Going for growth

25 April 2008

Hyundai is working towards launching a new demolition specification excavator, developed by its Span

Hyundai is working towards launching a new demolition specification excavator, developed by its Spanish dealer Biurrarena.

The South Korean city of Ulsan should be known as Hyundai city - around 60% of the households living there have at least one family member who works for the company. Not only is it home to the company’s construction equipment assembly line but it is also where the company produces 200000 cars, trucks and buses a month and up to 70 large ships a year. Ulsan also boasts a Hyundai hotel, a Hyundai department store and a Hyundai cultural centre.

Despite its presence in Ulsan, Hyundai is a relatively new company, which started in the shipbuilding business in 1972. The construction equipment division was established in 1985 and, while it has a significant market share of the Korean construction equipment and Chinese excavator market, construction equipment sales account for just 10% of Hyundai Heavy Industries’ total business.

However, the company is planning to grow its construction equipment market share outside of its home market and believes that expanding its product range and adding new types of equipment is key to achieving its aims. This year at Intermat in Paris the company unveiled its 50 tonne R500LC-7A excavator and its 30 tonne HL780-7A wheeled loader but the company has plans for more launches in 2007.

One of the biggest new models will be an excavator in the 75 to 80 tonne operating weight range, which the company hopes to unveil in the first half of next year. Hyundai is keeping quiet about the specification of the new machine, but iC caught a distant sight of one of the new models undergoing tests close to Hyundai’s Ulsan production line.

A Hyundai spokesperson told iC that the design and specification of the new excavator has not yet been finalised. However the company is working towards launching it at Bauma in Munich, Germany in April next year.
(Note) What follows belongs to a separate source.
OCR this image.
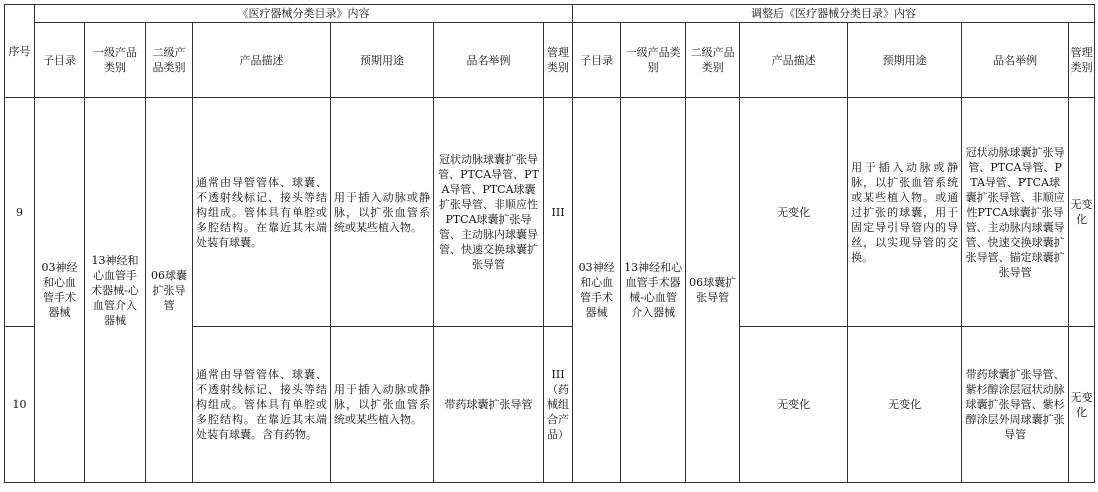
序号	《医疗器械分类目录》内容							调整后《医疗器械分类目录》内容						
	子目录	一级产品类别	二级产品类别	产品描述	预期用途	品名举例	管理类别	子目录	一级产品类别	二级产品类别	产品描述	预期用途	品名举例	管理类别
9	03神经和心血管手术器械	13神经和心血管手术器械-心血管介入器械	06球囊扩张导管	通常由导管管体、球囊、不透射线标记、接头等结构组成。管体具有单腔或多腔结构。在靠近其末端处装有球囊。	用于插入动脉或静脉，以扩张血管系统或某些植入物。	冠状动脉球囊扩张导管、PTCA导管、PTA导管、PTCA球囊扩张导管、非顺应性PTCA球囊扩张导管、主动脉内球囊导管、快速交换球囊扩张导管	III	03神经和心血管手术器械	13神经和心血管手术器械-心血管介入器械	06球囊扩张导管	无变化	用于插入动脉或静脉，以扩张血管系统或某些植入物。或通过扩张的球囊，用于固定导引导管内的导丝，以实现导管的交换。	冠状动脉球囊扩张导管、PTCA导管、PTA导管、PTCA球囊扩张导管、非顺应性PTCA球囊扩张导管、主动脉内球囊导管、快速交换球囊扩张导管、锚定球囊扩张导管	无变化
10				通常由导管管体、球囊、不透射线标记、接头等结构组成。管体具有单腔或多腔结构。在靠近其末端处装有球囊。含有药物。	用于插入动脉或静脉，以扩张血管系统或某些植入物。	带药球囊扩张导管	III（药械组合产品）				无变化	无变化	带药球囊扩张导管、紫杉醇涂层冠状动脉球囊扩张导管、紫杉醇涂层外周球囊扩张导管	无变化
Negotiations are also underway to have a Hyundai branded demolition excavator available from next year. The high reach excavator has been developed by Hyundai’s Spanish dealer Biurrarena to meet the needs of its customers.

The machine is based on Hyundai’s 45 tonne R450LC-7 and will have 26.3 m vertical reach and a 14 m horizontal reach. According to Biurrarena, the boom can be fitted on machines with an operating weight of 36 to 48 tons (32 to 43 tonnes).
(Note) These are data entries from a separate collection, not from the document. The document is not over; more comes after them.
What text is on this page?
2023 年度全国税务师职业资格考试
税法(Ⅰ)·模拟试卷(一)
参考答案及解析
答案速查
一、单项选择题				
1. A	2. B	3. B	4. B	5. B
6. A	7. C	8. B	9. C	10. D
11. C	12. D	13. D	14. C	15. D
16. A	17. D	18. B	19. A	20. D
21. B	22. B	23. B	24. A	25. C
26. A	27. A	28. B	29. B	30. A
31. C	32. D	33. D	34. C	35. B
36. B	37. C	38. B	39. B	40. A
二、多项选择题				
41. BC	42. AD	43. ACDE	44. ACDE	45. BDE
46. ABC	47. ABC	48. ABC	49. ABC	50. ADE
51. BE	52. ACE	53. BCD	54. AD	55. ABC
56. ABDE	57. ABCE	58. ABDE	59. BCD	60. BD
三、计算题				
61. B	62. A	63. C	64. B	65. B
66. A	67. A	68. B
Biurrarena divisional director José Ramón Telleris Suinaga said, “The boom has a modular design which means that it can be dismantled for transportation. But it can also be shortened to allow demolition at different working heights and for the machine to be used as a conventional excavator.”

Other new machines making their debut on Hyundai’s stand at Bauma next year will be the first in a range of short tail swing excavators. But like the new 80 tonne excavator, Hyundai is keeping quiet about the final details.

Other machines expected to join Hyundai’s product line in the next few years include backhoe loaders and joystick operated wheeled loaders. The company has said that this growth will be organic, and is looking to its own research and development facilities rather than acquisitions to widen its product range.

Most of the company’s excavators and wheeled loaders are currently produced in Ulsan. (Hyundai excavators sold into the Chinese market are manufactured in China through a joint venture with Changlin). The Ulsan factory operates two 10 hour shifts per day and produces around 11500 excavators and wheeled loaders per year. But the company is already looking at expanding its assembly line to meet the anticipated growth in demand from its expanded product ranges.

However, this will probably lead to the construction equipment division leaving Ulsan and joining the company’s recently opened logistics and training centre further north in Eumsung, an hour’s drive from Seoul. According to Hyundai, moving production to Eumsung will break the construction equipment’s links with Ulsan but will give the company room for growth.